The advent of social media paired with ubiquitous devices for recording pictures and sound, give patients both the means to capture, and the channels to share, health care encounters—with or without your permission.

As we explored last month, patients have a right to expect that you will respect and protect their privacy. But, as a health care provider, what are your privacy rights? What happens when a patient hits [RECORD] without your permission?

The very features that make audio and video recording easier than ever also makes it easier than ever for patients to do so without your permission. Laws pertaining to unauthorized recording vary by state: Massachusetts and 11 other states explicitly prohibit recording without all parties’ expressed consent. Such recordings are inadmissible as evidence (e.g., in a malpractice allegation), and are potential grounds for a legal action against the individual who made the recording.

Patients may ask to record their interactions with you for a number of reasons: to help them remember your instructions, to explain a diagnosis and prognosis to family members, to share with caregivers in a different locale. The decision to grant them permission to record all or part of an encounter is yours, but you (and anyone else subject to the recording) retain the right to refuse a patient permission to record within your practice setting.

If you detect that a patient or family member is recording audio or video without your permission, you have the right to insist that they stop. Depending on your state’s laws, you may have the right to insist that they delete what’s already recorded. If you discover that a patient has shared or posted on line an illegal recording, you have the right to ask the patient (or the host of such postings) to remove it.

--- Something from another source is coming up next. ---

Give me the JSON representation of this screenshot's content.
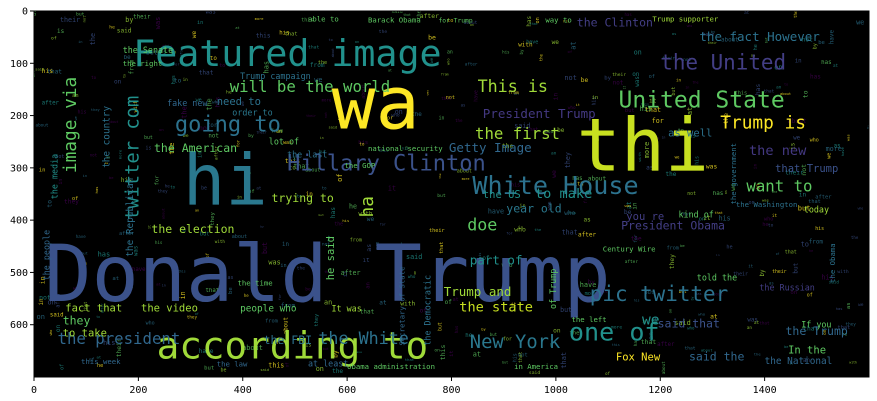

A “heat of the moment” confrontation is unlikely to move the problem to a mutually beneficial solution. Carefully navigating the patient’s reasons for wanting to record his or her interactions with you might reveal underlying issues that you or a colleague need to address in order to retain the patient’s trust. If your polite requests are ignored, look to your legal and risk management services to protect your interests and ensure that the patient’s health care needs continue to be served.

Regardless of your rights and protections, of course, your best practice is to avoid behavior in the presence of patients that would not look or sound good on [REPLAY].